# LTTE chief Velupillai Prabhakaran is dead



## confused (May 18, 2009)

> *Colombo, May 18* (IANS) Velupillai Prabhakaran, the elusive leader of Sri Lanka's feared Tamil Tigers, was killed Monday while trying to escape the battlezone in the island's north along with two of his top aides, the military announced.
> Prabhakaran, 54, was in a convoy of a van and an ambulance with Pottu Amman, head of the intelligence wing of the Liberation Tigers of Tamil Eelam (LTTE), and Sea Tigers chief Soosai when the military opened fire in an isolated strip of Mullaitivu district.
> The deaths sparked frenzied celebrations in the capital Colombo and large parts of the Sinhalese populated central and southern provinces as people poured out of their homes, waved national flags and distributed sweets.
> Prabhakaran's death comes shortly after soldiers stumbled upon the bodies of several key LTTE leaders, including his son Charles Anthony, who headed the group's IT wing and was being groomed to take over his father's mantle.
> Prabhakaran founded the LTTE in 1976 and built it into an awesome military machine that at one point controlled a third of Sri Lanka's land territory and two-thirds of its coastline.


source:google news
Also see:
*news.bbc.co.uk/2/hi/south_asia/8055311.stm

I personally am divided on this issue,
my head says he got what he deserved for causing so much trouble to India (a bit late i should say),
but my heart wonders who will stand up for the Tamilians in SL now.


----------



## mrbgupta (May 18, 2009)

India should play an important role there.


----------



## NucleusKore (May 18, 2009)

Good riddance of bad rubbish


----------



## confused (May 18, 2009)

^the saint has spoken


----------



## gopi_vbboy (May 18, 2009)

hmm cant say anything..the timing makes me doubtfull...its like a gift for sonia upa govt from sl


----------



## confused (May 18, 2009)

good point


----------



## utsav (May 18, 2009)

confused said:


> but my heart wonders who will stand up for the Tamilians in SL now.
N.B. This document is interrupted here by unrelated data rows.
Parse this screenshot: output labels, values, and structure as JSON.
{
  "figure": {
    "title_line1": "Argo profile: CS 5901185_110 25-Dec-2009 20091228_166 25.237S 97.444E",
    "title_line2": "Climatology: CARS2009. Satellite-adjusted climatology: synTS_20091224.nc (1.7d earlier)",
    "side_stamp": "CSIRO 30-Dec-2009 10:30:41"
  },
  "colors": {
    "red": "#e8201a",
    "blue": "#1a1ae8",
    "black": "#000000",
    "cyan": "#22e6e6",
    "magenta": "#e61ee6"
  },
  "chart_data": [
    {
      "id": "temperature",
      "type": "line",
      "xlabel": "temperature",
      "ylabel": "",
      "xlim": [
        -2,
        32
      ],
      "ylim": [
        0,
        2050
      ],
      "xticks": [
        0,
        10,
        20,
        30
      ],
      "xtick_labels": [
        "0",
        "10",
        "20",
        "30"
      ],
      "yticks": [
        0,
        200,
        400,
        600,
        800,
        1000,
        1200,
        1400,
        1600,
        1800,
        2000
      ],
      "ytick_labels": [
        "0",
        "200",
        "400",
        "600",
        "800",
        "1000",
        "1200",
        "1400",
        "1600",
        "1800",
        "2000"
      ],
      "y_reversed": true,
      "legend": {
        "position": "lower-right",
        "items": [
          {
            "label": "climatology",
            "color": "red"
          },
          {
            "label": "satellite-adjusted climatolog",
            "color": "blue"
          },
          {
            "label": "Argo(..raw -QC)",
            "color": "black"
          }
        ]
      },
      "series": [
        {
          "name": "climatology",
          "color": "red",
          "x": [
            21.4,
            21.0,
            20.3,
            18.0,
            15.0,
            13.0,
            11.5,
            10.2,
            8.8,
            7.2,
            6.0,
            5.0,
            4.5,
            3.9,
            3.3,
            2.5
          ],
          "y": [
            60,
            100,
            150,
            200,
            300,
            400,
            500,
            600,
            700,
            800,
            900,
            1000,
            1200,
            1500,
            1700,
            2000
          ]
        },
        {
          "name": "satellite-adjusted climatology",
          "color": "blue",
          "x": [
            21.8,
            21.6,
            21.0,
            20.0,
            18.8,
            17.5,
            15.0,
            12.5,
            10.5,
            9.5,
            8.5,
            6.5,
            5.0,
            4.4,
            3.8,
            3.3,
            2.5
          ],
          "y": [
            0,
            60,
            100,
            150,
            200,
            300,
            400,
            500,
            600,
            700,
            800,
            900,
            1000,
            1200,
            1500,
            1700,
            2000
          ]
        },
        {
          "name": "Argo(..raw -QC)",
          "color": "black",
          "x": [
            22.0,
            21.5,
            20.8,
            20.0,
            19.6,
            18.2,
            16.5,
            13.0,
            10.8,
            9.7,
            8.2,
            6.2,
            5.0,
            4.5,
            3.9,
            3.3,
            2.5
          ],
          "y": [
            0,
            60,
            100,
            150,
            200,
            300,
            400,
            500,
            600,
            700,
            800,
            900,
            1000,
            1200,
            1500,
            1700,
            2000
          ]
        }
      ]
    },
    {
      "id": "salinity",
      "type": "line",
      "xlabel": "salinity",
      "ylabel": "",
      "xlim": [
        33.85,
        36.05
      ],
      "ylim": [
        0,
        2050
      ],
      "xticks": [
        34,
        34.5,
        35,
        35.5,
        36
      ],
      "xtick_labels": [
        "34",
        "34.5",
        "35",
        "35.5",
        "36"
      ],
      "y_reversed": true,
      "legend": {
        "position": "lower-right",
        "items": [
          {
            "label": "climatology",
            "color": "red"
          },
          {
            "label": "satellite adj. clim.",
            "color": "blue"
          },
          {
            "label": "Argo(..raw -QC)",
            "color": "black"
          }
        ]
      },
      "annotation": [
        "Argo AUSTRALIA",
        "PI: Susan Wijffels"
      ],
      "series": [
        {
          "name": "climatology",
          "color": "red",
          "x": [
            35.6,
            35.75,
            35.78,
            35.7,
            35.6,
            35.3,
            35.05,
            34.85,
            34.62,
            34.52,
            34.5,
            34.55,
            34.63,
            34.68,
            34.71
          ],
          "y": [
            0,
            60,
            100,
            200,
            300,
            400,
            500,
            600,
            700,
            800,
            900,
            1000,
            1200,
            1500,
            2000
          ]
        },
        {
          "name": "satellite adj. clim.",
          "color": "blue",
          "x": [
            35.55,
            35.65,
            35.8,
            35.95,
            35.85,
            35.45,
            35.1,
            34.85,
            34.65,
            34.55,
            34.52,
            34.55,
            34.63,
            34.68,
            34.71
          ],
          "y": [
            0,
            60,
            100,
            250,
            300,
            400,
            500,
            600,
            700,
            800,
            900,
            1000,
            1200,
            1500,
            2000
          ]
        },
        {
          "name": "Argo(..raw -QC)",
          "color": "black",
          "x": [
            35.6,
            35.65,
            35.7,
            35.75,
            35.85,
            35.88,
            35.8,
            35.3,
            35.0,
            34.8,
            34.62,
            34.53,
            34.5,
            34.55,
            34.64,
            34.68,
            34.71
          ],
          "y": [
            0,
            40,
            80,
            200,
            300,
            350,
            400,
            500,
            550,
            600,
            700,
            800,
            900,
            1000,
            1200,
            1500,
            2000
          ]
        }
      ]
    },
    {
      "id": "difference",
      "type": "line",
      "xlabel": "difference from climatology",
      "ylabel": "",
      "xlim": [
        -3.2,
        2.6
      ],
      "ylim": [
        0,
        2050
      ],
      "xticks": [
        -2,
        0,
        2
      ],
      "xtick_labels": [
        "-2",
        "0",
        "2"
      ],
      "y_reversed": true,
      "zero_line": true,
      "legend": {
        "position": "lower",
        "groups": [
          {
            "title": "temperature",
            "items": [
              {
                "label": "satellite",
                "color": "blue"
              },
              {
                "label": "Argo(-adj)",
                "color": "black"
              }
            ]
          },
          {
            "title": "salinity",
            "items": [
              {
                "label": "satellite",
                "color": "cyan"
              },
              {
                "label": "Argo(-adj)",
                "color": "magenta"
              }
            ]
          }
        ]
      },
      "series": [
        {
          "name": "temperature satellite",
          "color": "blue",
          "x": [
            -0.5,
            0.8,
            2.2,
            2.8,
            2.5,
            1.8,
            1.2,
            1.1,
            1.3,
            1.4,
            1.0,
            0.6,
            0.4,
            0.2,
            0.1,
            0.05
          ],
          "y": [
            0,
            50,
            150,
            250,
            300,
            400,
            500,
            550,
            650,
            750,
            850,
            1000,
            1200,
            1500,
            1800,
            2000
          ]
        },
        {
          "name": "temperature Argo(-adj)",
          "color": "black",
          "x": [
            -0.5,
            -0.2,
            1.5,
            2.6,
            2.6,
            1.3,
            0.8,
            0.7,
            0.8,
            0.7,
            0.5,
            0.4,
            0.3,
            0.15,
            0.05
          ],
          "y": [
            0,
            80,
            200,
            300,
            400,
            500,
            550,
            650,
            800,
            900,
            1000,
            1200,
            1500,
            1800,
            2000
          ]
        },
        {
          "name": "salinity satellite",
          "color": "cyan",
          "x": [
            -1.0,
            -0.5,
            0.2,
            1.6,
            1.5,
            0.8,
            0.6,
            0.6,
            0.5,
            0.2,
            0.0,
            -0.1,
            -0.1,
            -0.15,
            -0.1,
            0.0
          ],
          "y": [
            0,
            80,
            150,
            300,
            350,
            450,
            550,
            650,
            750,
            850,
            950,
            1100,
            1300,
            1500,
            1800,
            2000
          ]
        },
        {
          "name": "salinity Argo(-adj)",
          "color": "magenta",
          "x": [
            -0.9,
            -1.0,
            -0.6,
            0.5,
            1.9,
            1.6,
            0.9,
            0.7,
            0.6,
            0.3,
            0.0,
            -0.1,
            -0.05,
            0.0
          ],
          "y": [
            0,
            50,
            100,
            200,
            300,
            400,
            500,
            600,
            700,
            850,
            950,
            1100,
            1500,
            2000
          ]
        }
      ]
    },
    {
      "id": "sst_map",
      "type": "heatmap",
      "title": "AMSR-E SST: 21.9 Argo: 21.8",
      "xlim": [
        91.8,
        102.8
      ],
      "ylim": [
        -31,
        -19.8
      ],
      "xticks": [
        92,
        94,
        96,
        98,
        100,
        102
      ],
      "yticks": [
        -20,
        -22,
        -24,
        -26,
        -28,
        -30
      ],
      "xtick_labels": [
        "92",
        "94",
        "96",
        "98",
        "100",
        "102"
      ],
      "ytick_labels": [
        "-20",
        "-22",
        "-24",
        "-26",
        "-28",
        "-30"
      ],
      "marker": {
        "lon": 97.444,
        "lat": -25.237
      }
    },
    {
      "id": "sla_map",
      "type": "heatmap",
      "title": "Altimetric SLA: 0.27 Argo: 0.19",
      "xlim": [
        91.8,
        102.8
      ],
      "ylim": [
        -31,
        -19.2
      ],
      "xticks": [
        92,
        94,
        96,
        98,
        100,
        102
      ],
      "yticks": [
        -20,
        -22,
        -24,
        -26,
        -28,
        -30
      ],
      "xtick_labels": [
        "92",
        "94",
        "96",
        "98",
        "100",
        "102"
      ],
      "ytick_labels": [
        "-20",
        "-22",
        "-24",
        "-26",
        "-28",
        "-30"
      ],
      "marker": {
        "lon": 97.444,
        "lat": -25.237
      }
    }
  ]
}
if u r free u can apply for that job


----------



## confused (May 18, 2009)

utsav said:


> if u r free u can apply for that job


----------



## nix (May 19, 2009)

well thats one good snub to the US and other countries who would rather let the LTTE be. it was never possible to make peace with the tigers, they had broken ceasefire many times. 

the US talks about civilian deaths.. but were'nt the people who LTTE killed also civilians?. the US is on the wrong side on this issue. US wanted ceasefire, but would they ever think of doing something about the LTTE? no.


----------



## ico (May 19, 2009)

Now it's time for India to pressurize Sri Lanka to give equal rights to the Tamil community.


----------



## rosemolr (May 19, 2009)

i hope the story will not  end here..


----------



## abhijit_reddevil (May 19, 2009)

rosemolr said:


> i hope the story will not end here..


 
The story has not ended here. LTTE claims Prabhakaran is alive and safe.

*news.rediff.com/slide-show/2009/may/19/slide-show-1-prabhakaran-alive-says-ltte-website.htm


----------



## thewisecrab (May 19, 2009)

I dont know what to say.
On one hand, as NucleusKore said, good riddance to bad rubbish.
On the other, the rights of the Tamils are not guaranteed yet 
Why is US poking it's nose into this ? Humanitarian rights?
Maybe Obama's foreign ministry should look into it's own history  (guantanamo bay, Iraq war, Af-Pak war etc.) before talking to others about human rights


----------



## abhijit_reddevil (May 19, 2009)

Now the media claims that Prabhakaran is dead and also released pictures of his dead body.


----------



## Coool (May 19, 2009)

He should deserve more than that!


----------



## rosemolr (May 19, 2009)

They had Released the Pictures and videos of his dead body..But i don't think that lankan army had fired him.it might be a suicide or something else


----------



## SunnyChahal (May 19, 2009)

One sinner less....


----------



## gopi_vbboy (May 19, 2009)

i still doubt prabhakaran is dead...but sl has to pay for the mess they created sometime even ur indian govt will get haunted by this sins...


----------



## appserver (May 19, 2009)

Though I admit that LTTE has committed blunders [Assassination of Rajiv Gandhi - by which their tag got changed from fighters to terrorists.]  the rights of innocent tamizhs are now in jeopardy. Hope at least now the Indian government should act and save the innocents and stop the genocide.


----------



## confused (May 19, 2009)

*www.timesonline.co.uk/tol/news/world/asia/article6317354.ece
Sri Lankan military shows 'body of Tamil Tiger leader Prabhakaran' on TV


----------



## appserver (May 19, 2009)

But people like Pazha.Nedumaran, Ramadoss are saying that he is alive so as the pro LTTE  sites.


----------



## confused (May 19, 2009)

how would ramadoss know anything abt stuff going on in SL??


----------



## nix (May 20, 2009)

you guys need to see this: protestors in canada waving terrorist LTTE flags march on the highway, causing severe inconvenience to other people. 

*www.thestar.com/fpLarge/photo/633876

well, thats one sure-shot way of losing support. 

the cost of policing the protestors was $800,000. the organizers of the protest should be made to foot the bill.


----------



## NucleusKore (May 20, 2009)

Prabhakaran had thoroughly brain washed overseas Tamils. They do not know better.


----------



## Liverpool_fan (May 20, 2009)

I would rather had him rotting in a jail than killed, but thats just me.


----------



## appserver (May 20, 2009)

*Major mistakes by LTTE
*
1. 1989 (July) : LTTE Kills well known Tamil Politicians A.Amirthalingam and V.Yogeshwaran in Colombo
2. 1990 (June) : Orders 100,00 Muslims living in Jaffna to quit. Rival Militant K.Pathmanabha killed in Chennai.
3. 1991 (May) : Rajiv Gandhi assassination.
4. 1992 (November) : LTTE suicide bomber riding motorecycle kills Navy Chief Clancey Fernando.
5. 1993 : Srilankan President Premadasa killed in May Day rally.
4. 2004(March) : Karuna exit. 
4. 2005 (August) - Srilankan Foreign minister Lakshman Kadirgamar shot dead 
*5. 2006 (April) : Army General Sarath Fonseka badly hurt in attack by woman suicide bomber - This is the major mistake #1 in the recent years. Same Fonseka headed the troop which killed Prabhakaran.
*6. *2006(December) : Gothabaya **Rajapaksa  brother of President** Mahinda Rajapaksa survives assassanation attempt - Major mistake #2 in the recent years.*


----------



## Faun (May 20, 2009)

Good


----------